It’s Beckey who swims to mind as I slam into Mile 90 of the ride cyclists affectionately call the “Cannibal Classic,” between the Colorado mountain towns of Crested Butte and Creede. Three days into a week-long, 500-mile cycling tour through the highest of southwest Colorado’s spectacular high country — a vacation I’ve mentally dubbed the Hypoxic Tour — I’ve had to earn every wildflower and every Kodachrome moment with a crank of the pedal.

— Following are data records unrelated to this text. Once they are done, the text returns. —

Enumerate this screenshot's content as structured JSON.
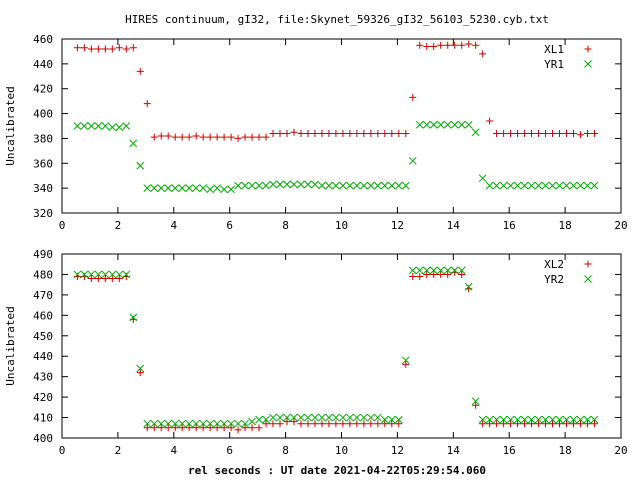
{
  "chart_data": [
    {
      "type": "scatter",
      "title": "HIRES continuum, gI32, file:Skynet_59326_gI32_56103_5230.cyb.txt",
      "xlabel": "",
      "ylabel": "Uncalibrated",
      "xlim": [
        0,
        20
      ],
      "ylim": [
        320,
        460
      ],
      "xticks": [
        0,
        2,
        4,
        6,
        8,
        10,
        12,
        14,
        16,
        18,
        20
      ],
      "yticks": [
        320,
        340,
        360,
        380,
        400,
        420,
        440,
        460
      ],
      "legend": "top-right",
      "series": [
        {
          "name": "XL1",
          "marker": "plus",
          "color": "#cc0000",
          "x": [
            0.55,
            0.8,
            1.05,
            1.3,
            1.55,
            1.8,
            2.05,
            2.3,
            2.55,
            2.8,
            3.05,
            3.3,
            3.55,
            3.8,
            4.05,
            4.3,
            4.55,
            4.8,
            5.05,
            5.3,
            5.55,
            5.8,
            6.05,
            6.3,
            6.55,
            6.8,
            7.05,
            7.3,
            7.55,
            7.8,
            8.05,
            8.3,
            8.55,
            8.8,
            9.05,
            9.3,
            9.55,
            9.8,
            10.05,
            10.3,
            10.55,
            10.8,
            11.05,
            11.3,
            11.55,
            11.8,
            12.05,
            12.3,
            12.55,
            12.8,
            13.05,
            13.3,
            13.55,
            13.8,
            14.05,
            14.3,
            14.55,
            14.8,
            15.05,
            15.3,
            15.55,
            15.8,
            16.05,
            16.3,
            16.55,
            16.8,
            17.05,
            17.3,
            17.55,
            17.8,
            18.05,
            18.3,
            18.55,
            18.8,
            19.05
          ],
          "y": [
            453,
            453,
            452,
            452,
            452,
            452,
            453,
            452,
            453,
            434,
            408,
            381,
            382,
            382,
            381,
            381,
            381,
            382,
            381,
            381,
            381,
            381,
            381,
            380,
            381,
            381,
            381,
            381,
            384,
            384,
            384,
            385,
            384,
            384,
            384,
            384,
            384,
            384,
            384,
            384,
            384,
            384,
            384,
            384,
            384,
            384,
            384,
            384,
            413,
            455,
            454,
            454,
            455,
            455,
            455,
            455,
            456,
            455,
            448,
            394,
            384,
            384,
            384,
            384,
            384,
            384,
            384,
            384,
            384,
            384,
            384,
            384,
            383,
            384,
            384
          ]
        },
        {
          "name": "YR1",
          "marker": "cross",
          "color": "#00aa00",
          "x": [
            0.55,
            0.8,
            1.05,
            1.3,
            1.55,
            1.8,
            2.05,
            2.3,
            2.55,
            2.8,
            3.05,
            3.3,
            3.55,
            3.8,
            4.05,
            4.3,
            4.55,
            4.8,
            5.05,
            5.3,
            5.55,
            5.8,
            6.05,
            6.3,
            6.55,
            6.8,
            7.05,
            7.3,
            7.55,
            7.8,
            8.05,
            8.3,
            8.55,
            8.8,
            9.05,
            9.3,
            9.55,
            9.8,
            10.05,
            10.3,
            10.55,
            10.8,
            11.05,
            11.3,
            11.55,
            11.8,
            12.05,
            12.3,
            12.55,
            12.8,
            13.05,
            13.3,
            13.55,
            13.8,
            14.05,
            14.3,
            14.55,
            14.8,
            15.05,
            15.3,
            15.55,
            15.8,
            16.05,
            16.3,
            16.55,
            16.8,
            17.05,
            17.3,
            17.55,
            17.8,
            18.05,
            18.3,
            18.55,
            18.8,
            19.05
          ],
          "y": [
            390,
            390,
            390,
            390,
            390,
            389,
            389,
            390,
            376,
            358,
            340,
            340,
            340,
            340,
            340,
            340,
            340,
            340,
            340,
            339,
            340,
            339,
            339,
            342,
            342,
            342,
            342,
            342,
            343,
            343,
            343,
            343,
            343,
            343,
            343,
            342,
            342,
            342,
            342,
            342,
            342,
            342,
            342,
            342,
            342,
            342,
            342,
            342,
            362,
            391,
            391,
            391,
            391,
            391,
            391,
            391,
            391,
            385,
            348,
            342,
            342,
            342,
            342,
            342,
            342,
            342,
            342,
            342,
            342,
            342,
            342,
            342,
            342,
            342,
            342
          ]
        }
      ]
    },
    {
      "type": "scatter",
      "title": "",
      "xlabel": "rel seconds : UT date 2021-04-22T05:29:54.060",
      "ylabel": "Uncalibrated",
      "xlim": [
        0,
        20
      ],
      "ylim": [
        400,
        490
      ],
      "xticks": [
        0,
        2,
        4,
        6,
        8,
        10,
        12,
        14,
        16,
        18,
        20
      ],
      "yticks": [
        400,
        410,
        420,
        430,
        440,
        450,
        460,
        470,
        480,
        490
      ],
      "legend": "top-right",
      "series": [
        {
          "name": "XL2",
          "marker": "plus",
          "color": "#cc0000",
          "x": [
            0.55,
            0.8,
            1.05,
            1.3,
            1.55,
            1.8,
            2.05,
            2.3,
            2.55,
            2.8,
            3.05,
            3.3,
            3.55,
            3.8,
            4.05,
            4.3,
            4.55,
            4.8,
            5.05,
            5.3,
            5.55,
            5.8,
            6.05,
            6.3,
            6.55,
            6.8,
            7.05,
            7.3,
            7.55,
            7.8,
            8.05,
            8.3,
            8.55,
            8.8,
            9.05,
            9.3,
            9.55,
            9.8,
            10.05,
            10.3,
            10.55,
            10.8,
            11.05,
            11.3,
            11.55,
            11.8,
            12.05,
            12.3,
            12.55,
            12.8,
            13.05,
            13.3,
            13.55,
            13.8,
            14.05,
            14.3,
            14.55,
            14.8,
            15.05,
            15.3,
            15.55,
            15.8,
            16.05,
            16.3,
            16.55,
            16.8,
            17.05,
            17.3,
            17.55,
            17.8,
            18.05,
            18.3,
            18.55,
            18.8,
            19.05
          ],
          "y": [
            479,
            479,
            478,
            478,
            478,
            478,
            478,
            479,
            458,
            432,
            405,
            405,
            405,
            405,
            405,
            405,
            405,
            405,
            405,
            405,
            405,
            405,
            405,
            404,
            405,
            405,
            405,
            407,
            407,
            407,
            408,
            408,
            407,
            407,
            407,
            407,
            407,
            407,
            407,
            407,
            407,
            407,
            407,
            407,
            407,
            407,
            407,
            436,
            479,
            479,
            480,
            480,
            480,
            480,
            481,
            480,
            473,
            416,
            407,
            407,
            407,
            407,
            407,
            407,
            407,
            407,
            407,
            407,
            407,
            407,
            407,
            407,
            407,
            407,
            407
          ]
        },
        {
          "name": "YR2",
          "marker": "cross",
          "color": "#00aa00",
          "x": [
            0.55,
            0.8,
            1.05,
            1.3,
            1.55,
            1.8,
            2.05,
            2.3,
            2.55,
            2.8,
            3.05,
            3.3,
            3.55,
            3.8,
            4.05,
            4.3,
            4.55,
            4.8,
            5.05,
            5.3,
            5.55,
            5.8,
            6.05,
            6.3,
            6.55,
            6.8,
            7.05,
            7.3,
            7.55,
            7.8,
            8.05,
            8.3,
            8.55,
            8.8,
            9.05,
            9.3,
            9.55,
            9.8,
            10.05,
            10.3,
            10.55,
            10.8,
            11.05,
            11.3,
            11.55,
            11.8,
            12.05,
            12.3,
            12.55,
            12.8,
            13.05,
            13.3,
            13.55,
            13.8,
            14.05,
            14.3,
            14.55,
            14.8,
            15.05,
            15.3,
            15.55,
            15.8,
            16.05,
            16.3,
            16.55,
            16.8,
            17.05,
            17.3,
            17.55,
            17.8,
            18.05,
            18.3,
            18.55,
            18.8,
            19.05
          ],
          "y": [
            480,
            480,
            480,
            480,
            480,
            480,
            480,
            480,
            459,
            434,
            407,
            407,
            407,
            407,
            407,
            407,
            407,
            407,
            407,
            407,
            407,
            407,
            407,
            407,
            407,
            408,
            409,
            409,
            410,
            410,
            410,
            410,
            410,
            410,
            410,
            410,
            410,
            410,
            410,
            410,
            410,
            410,
            410,
            410,
            409,
            409,
            409,
            438,
            482,
            482,
            482,
            482,
            482,
            482,
            482,
            482,
            474,
            418,
            409,
            409,
            409,
            409,
            409,
            409,
            409,
            409,
            409,
            409,
            409,
            409,
            409,
            409,
            409,
            409,
            409
          ]
        }
      ]
    }
  ]
}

But now this — this is just unfair: At the foot of 11,530-foot Slumgullion Pass, the road bucks rudely, takes aim at a summer sky curdling with thunderheads . . . and pegs there for the next 3,000 feet. The piney mountain air sours with the smell of burning brake pads from panicked Winnebago drivers trying not to hurtle off the mountain. I grind slowly upward in my granny gear on wheezy sea-level lungs, my hamstrings as tight as banjo strings. I chew on Beckey’s wisdom with gritted teeth; I badly need to believe that so much pain will make the colors brighter. Sniffing weakness, the asphalt now rears up to nearly a 10 percent grade.
I take stock: I am last in the group. I am all alone. I could push my bike uphill faster than this. I think, well, at least things can’t get any worse.
Then it begins to hail.
Masochism on wheels
Maybe “normal” vacations bore you, too. Maybe to you, too, beaches feel like morgues with better lighting. When I have a holiday, I need to move — preferably on a sweaty adventure to remote beauty. True, my itchy feet have taken me in over my head more than once. But that has only birthed my own twisted travel corollary to Beckey’s maxim: You never forget the moments you’d rather not remember.
When I first heard of the “Colorado Cols” tour offered by Lizard Head Cycling Guides, a small, well-regarded cycling tour operator based near Telluride, it sounded like just my type of masochism — a hardman’s grand tour of the prickly San Juan Mountains, but with a beauty-to-challenge ratio that would keep me turning the pedals. Using less-traveled roads, cyclists spin anywhere from 67 to 137 miles a day, sweeping across sagebrush range and wildflower meadows and climbing passes where the summits remain piebald with snow deep into summer. (A “col” is a small mountain pass.)
Still, this was no ordinary catered bike trip, especially for a relative novice in the saddle like me: The range boasts more real estate above 10,000 feet than any comparable range in the Rocky Mountains. It’s home to 13 of the state’s 54 14,000-foot peaks. The targeted intermediate-to-advanced riders could expect to climb more than 5,000 feet a day.
“It doesn’t really get any harder than this,” John Humphries, Lizard Head’s owner, cautioned me. “It’s definitely a limited audience.”